Bold, scraping bows sound the barking start of long, low notes, before monastic voices and abrasive extranea enter the mix. A relentless barrage of low thrums and serrations that fizz, scratch, and crackle filter through the speakers and fill the air. It’s dark, tense, and oppressive: ‘Parable of the Sewer’ is as dank and gloomy as the title suggests, and distant voices echoing in a vortex add layers of the unheimlich to ‘The Cult is on the Move’.
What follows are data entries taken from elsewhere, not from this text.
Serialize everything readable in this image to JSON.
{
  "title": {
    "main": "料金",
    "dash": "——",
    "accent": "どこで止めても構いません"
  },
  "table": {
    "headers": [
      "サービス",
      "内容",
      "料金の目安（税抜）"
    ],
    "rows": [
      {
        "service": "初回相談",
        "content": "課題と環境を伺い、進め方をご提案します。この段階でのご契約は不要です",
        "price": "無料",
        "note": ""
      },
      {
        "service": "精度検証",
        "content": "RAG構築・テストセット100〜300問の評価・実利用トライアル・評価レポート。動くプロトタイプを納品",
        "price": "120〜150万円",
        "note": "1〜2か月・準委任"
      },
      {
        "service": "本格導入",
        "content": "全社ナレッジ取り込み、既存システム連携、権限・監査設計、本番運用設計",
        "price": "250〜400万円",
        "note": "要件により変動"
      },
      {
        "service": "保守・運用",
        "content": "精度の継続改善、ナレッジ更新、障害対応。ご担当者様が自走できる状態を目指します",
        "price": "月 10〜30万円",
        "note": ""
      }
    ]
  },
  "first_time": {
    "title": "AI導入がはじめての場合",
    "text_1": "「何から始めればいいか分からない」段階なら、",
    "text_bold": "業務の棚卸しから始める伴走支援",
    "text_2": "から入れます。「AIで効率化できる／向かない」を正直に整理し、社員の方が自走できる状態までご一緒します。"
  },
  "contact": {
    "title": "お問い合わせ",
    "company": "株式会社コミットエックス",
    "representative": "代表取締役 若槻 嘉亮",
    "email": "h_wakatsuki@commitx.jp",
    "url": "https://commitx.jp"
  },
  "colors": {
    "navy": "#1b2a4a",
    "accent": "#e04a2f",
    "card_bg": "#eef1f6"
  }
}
As is often the case with location or other forms of conceptually-orientated works, ‘Deathless Mind’ doesn’t explicitly convey its meaning to the listener, and nor does the relevance of the title present itself,. I don’t personally get a sense of disused railway, of travel, of people or their activities in a certain setting. I can’t be alone in applying a more reception theory-based response to works like this, whereby I find it almost impossible not to project upon what is, on many levels, a blank canvas.

On ‘Saint of Slaves’, the title is repeated in permutations and overlaid endlessly, poking away at the nerves, while the skittering insectoid clicks of ‘Ascetic’ crawls beneath the skin like a sonic parasite.

Every aspect of ‘Deathless Mind’ is dark, an uncomfortable, and if it’s industrial, it’s in the sense of the kind of murky, churning, dark ambience of Throbbing Gristle than any of those successors who introduced heavy rhythms and elements of metal into the mix. And it hits the spot.